Occurance and distribution of Kava dieback disease in Taveuni and Kadavu

Ana Mataitoga1, Toloi Vasuidreketi1

1Plant Protection Section, Ministry of Agriculture, Fiji

Abstract:

Kava (Piper methysticum) or “Yaqona”, as it is commonly known in Fiji, is a plant widely used in the Pacific islands. The pounded roots of the plant mixed with water produces the beverage that’s famous for its mildly narcotic and sedative properties. According to a joint research conducted by Pacific Horticultural Agricultural Market Access program (PHAMA) et al., (2016), commercial production of kava in Fiji has consistently increased from a low of about 900 tonnes in the 1990’s to 1600 tonnes in 2015. Kava dieback disease caused by the Cucumber mosaic virus is spread by aphids and was first reported in Fiji in 1932 by Parham et al., (1935). It remains a major constraint to the intensification of cropping systems.

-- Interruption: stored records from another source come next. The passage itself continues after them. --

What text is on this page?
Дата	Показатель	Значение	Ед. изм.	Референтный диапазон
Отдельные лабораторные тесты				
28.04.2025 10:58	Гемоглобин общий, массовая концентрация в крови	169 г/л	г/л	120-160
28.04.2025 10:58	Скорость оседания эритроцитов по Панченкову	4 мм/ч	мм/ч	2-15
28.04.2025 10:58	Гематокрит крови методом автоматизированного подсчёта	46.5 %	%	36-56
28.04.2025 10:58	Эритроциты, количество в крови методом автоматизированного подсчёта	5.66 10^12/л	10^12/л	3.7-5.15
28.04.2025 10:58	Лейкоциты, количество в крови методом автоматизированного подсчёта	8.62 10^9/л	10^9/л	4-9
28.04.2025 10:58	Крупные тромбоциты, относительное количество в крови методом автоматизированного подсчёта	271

Disease surveys using GPS software, farm visitations and interviews were conducted in major kava producing provinces and districts in Fiji from 2017 to 2019 including islands of Taveuni and Kadavu. On Kadavu, kava dieback presence was confirmed in the districts of Nabukelevu, Naceva and Ono with overall severity ranging from 10-80%. The districts of Vuna, Cakaudrove and Wainikeli were surveyed in Taveuni, with the Cakaudrove district recording the most cases of kava dieback disease. The overall disease severity in Taveuni was the same as that of Kadavu. Sourcing of clean and disease free planting material from unaffected farms should help mitigate this problem.

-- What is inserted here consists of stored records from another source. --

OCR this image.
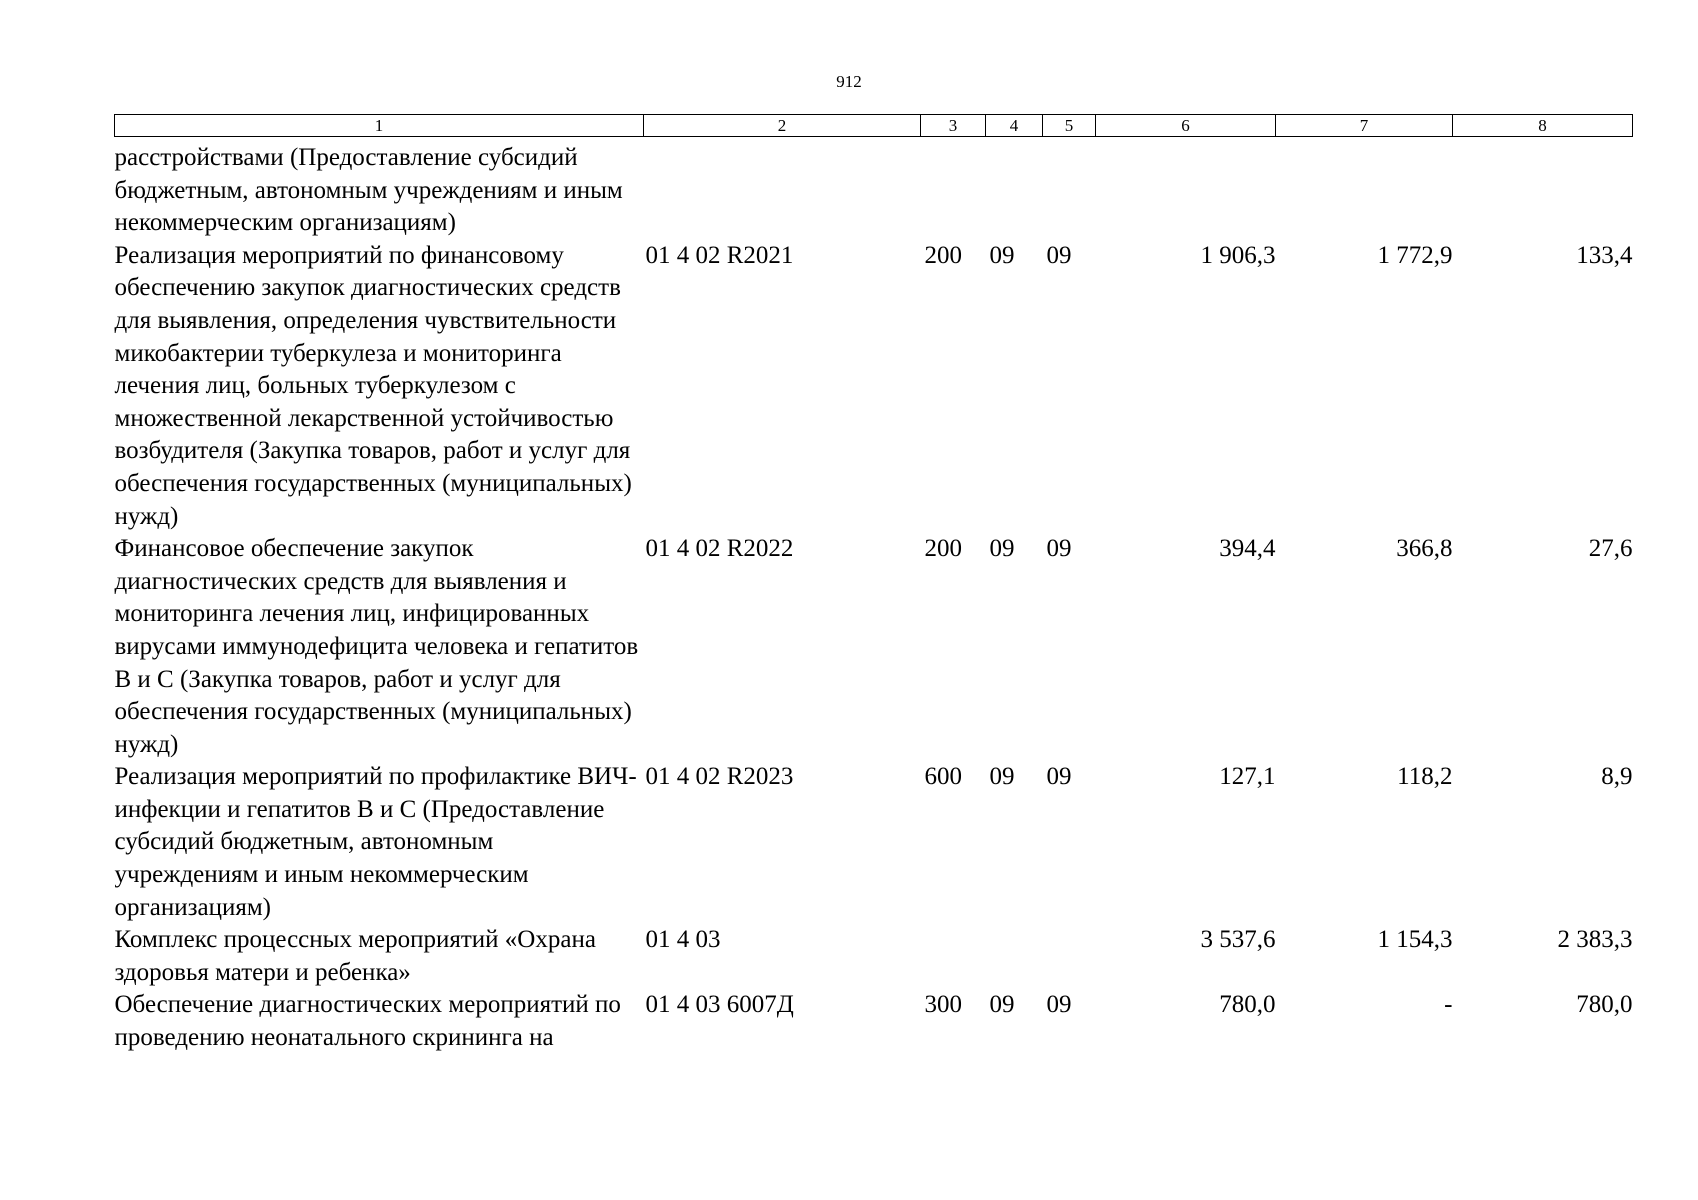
912
1	2	3	4	5	6	7	8
расстройствами (Предоставление субсидий бюджетным, автономным учреждениям и иным некоммерческим организациям)							
Реализация мероприятий по финансовому обеспечению закупок диагностических средств для выявления, определения чувствительности микобактерии туберкулеза и мониторинга лечения лиц, больных туберкулезом с множественной лекарственной устойчивостью возбудителя (Закупка товаров, работ и услуг для обеспечения государственных (муниципальных) нужд)	01 4 02 R2021	200	09	09	1 906,3	1 772,9	133,4
Финансовое обеспечение закупок диагностических средств для выявления и мониторинга лечения лиц, инфицированных вирусами иммунодефицита человека и гепатитов B и C (Закупка товаров, работ и услуг для обеспечения государственных (муниципальных) нужд)	01 4 02 R2022	200	09	09	394,4	366,8	27,6
Реализация мероприятий по профилактике ВИЧ-инфекции и гепатитов B и C (Предоставление субсидий бюджетным, автономным учреждениям и иным некоммерческим организациям)	01 4 02 R2023	600	09	09	127,1	118,2	8,9
Комплекс процессных мероприятий «Охрана здоровья матери и ребенка»	01 4 03				3 537,6	1 154,3	2 383,3
Обеспечение диагностических мероприятий по проведению неонатального скрининга на	01 4 03 6007Д	300	09	09	780,0	-	780,0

Key words: Kava, yaqona, kava dieback disease, cucumber mosaic virus.

Reference:

Parham BEV (1935) Wilt disease of ‘yangona’. Fiji Agricultural Journal8, 2–8.Google Scholar

(Pacific Horticultural Agricultural Market Access), P. H. A. M. A. (2016). Fiji Kava Quality Manual. In A. KALANG (Ed.).


Biographies:

Ane Mataitoga is currently a Technical officer in the Plant Protection Section in the Ministry of Agriculture, Fiji Islands. She has 4 years experience working in the Pathology unit and is currently pursuing her Postgraduate Diploma in Agriculture from the University of the South Pacific (USP). She is currently working on solanaceous crops and their varietal susceptibility/tolerance to bacterial wilting.

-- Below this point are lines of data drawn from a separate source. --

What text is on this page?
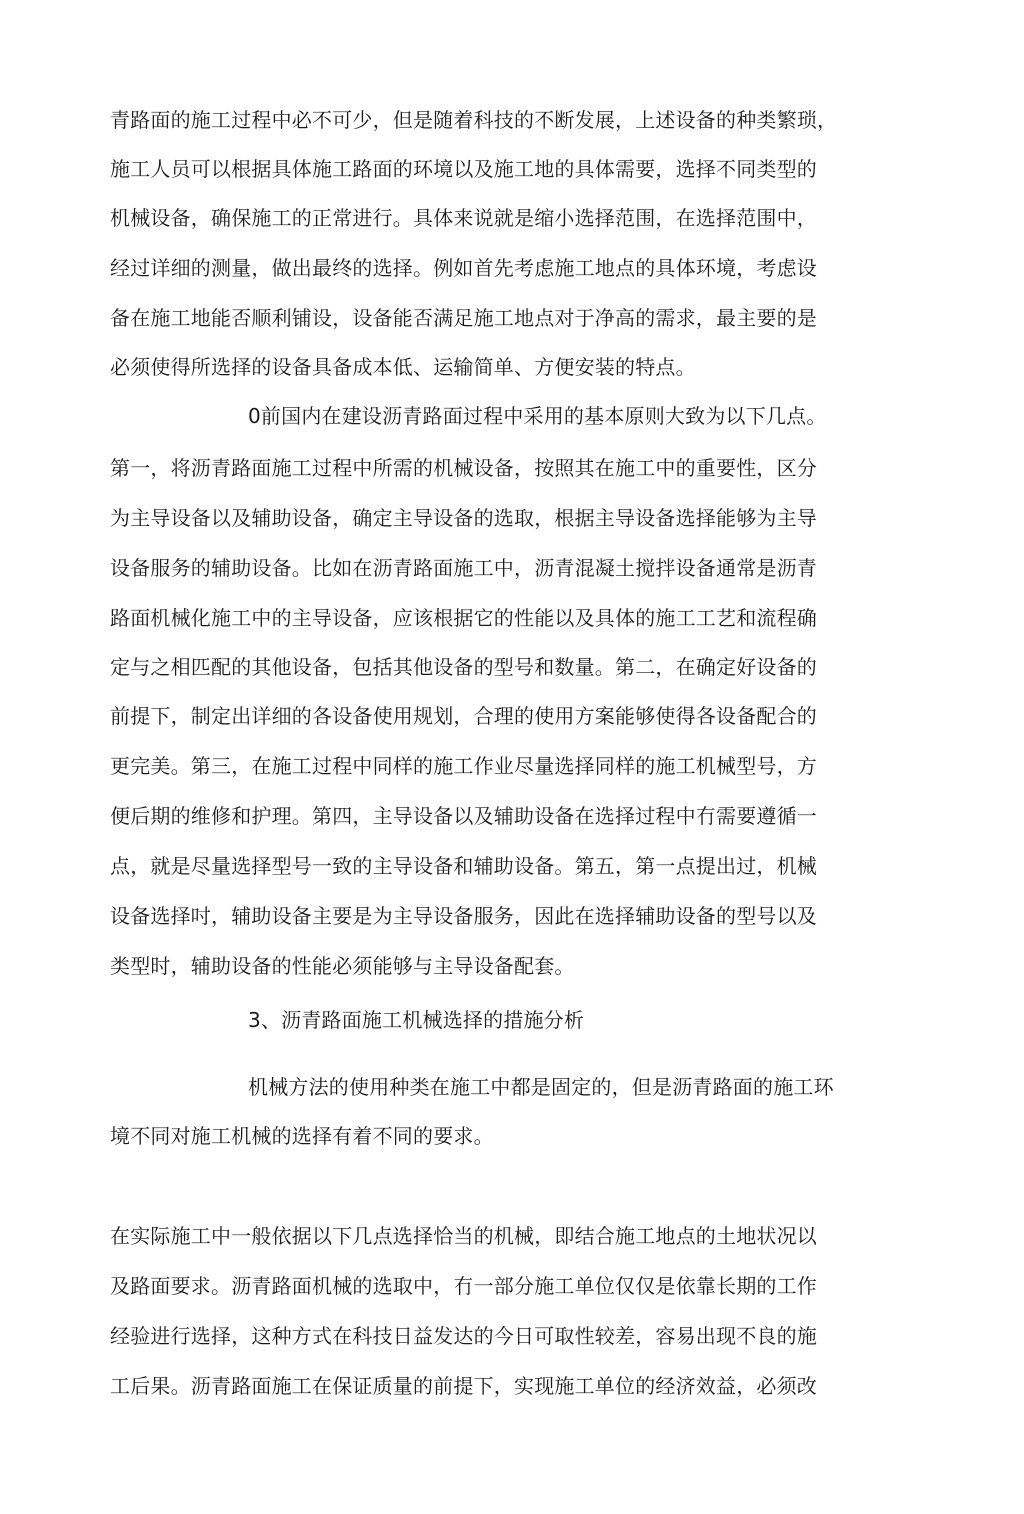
青路面的施工过程中必不可少，但是随着科技的不断发展，上述设备的种类繁琐，
施工人员可以根据具体施工路面的环境以及施工地的具体需要，选择不同类型的
机械设备，确保施工的正常进行。具体来说就是缩小选择范围，在选择范围中，
经过详细的测量，做出最终的选择。例如首先考虑施工地点的具体环境，考虑设
备在施工地能否顺利铺设，设备能否满足施工地点对于净高的需求，最主要的是
必须使得所选择的设备具备成本低、运输简单、方便安装的特点。
0前国内在建设沥青路面过程中采用的基本原则大致为以下几点。
第一，将沥青路面施工过程中所需的机械设备，按照其在施工中的重要性，区分
为主导设备以及辅助设备，确定主导设备的选取，根据主导设备选择能够为主导
设备服务的辅助设备。比如在沥青路面施工中，沥青混凝土搅拌设备通常是沥青
路面机械化施工中的主导设备，应该根据它的性能以及具体的施工工艺和流程确
定与之相匹配的其他设备，包括其他设备的型号和数量。第二，在确定好设备的
前提下，制定出详细的各设备使用规划，合理的使用方案能够使得各设备配合的
更完美。第三，在施工过程中同样的施工作业尽量选择同样的施工机械型号，方
便后期的维修和护理。第四，主导设备以及辅助设备在选择过程中冇需要遵循一
点，就是尽量选择型号一致的主导设备和辅助设备。第五，第一点提出过，机械
设备选择吋，辅助设备主要是为主导设备服务，因此在选择辅助设备的型号以及
类型时，辅助设备的性能必须能够与主导设备配套。
3、沥青路面施工机械选择的措施分析
机械方法的使用种类在施工中都是固定的，但是沥青路面的施工环
境不同对施工机械的选择有着不同的要求。
在实际施工中一般依据以下几点选择恰当的机械，即结合施工地点的土地状况以
及路面要求。沥青路面机械的选取中，冇一部分施工单位仅仅是依靠长期的工作
经验进行选择，这种方式在科技日益发达的今日可取性较差，容易出现不良的施
工后果。沥青路面施工在保证质量的前提下，实现施工单位的经济效益，必须改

Toloi Vasuidreketi is currently a Senior Research officer in the Plant Protection Section in Ministry of Agriculture, Fiji. He has 25 years experience working in the plant protection section under Entomology, Pathology, Weed science and pesticide registration. His work focuses on Management of pests and diseases  and has worked with  ACIAR projects such as regional Plant Health Clinic, Management of Brassica crops, Taro Pathway and Nematode studies on important crops. He has completed his postgraduate diploma in Agriculture from USP.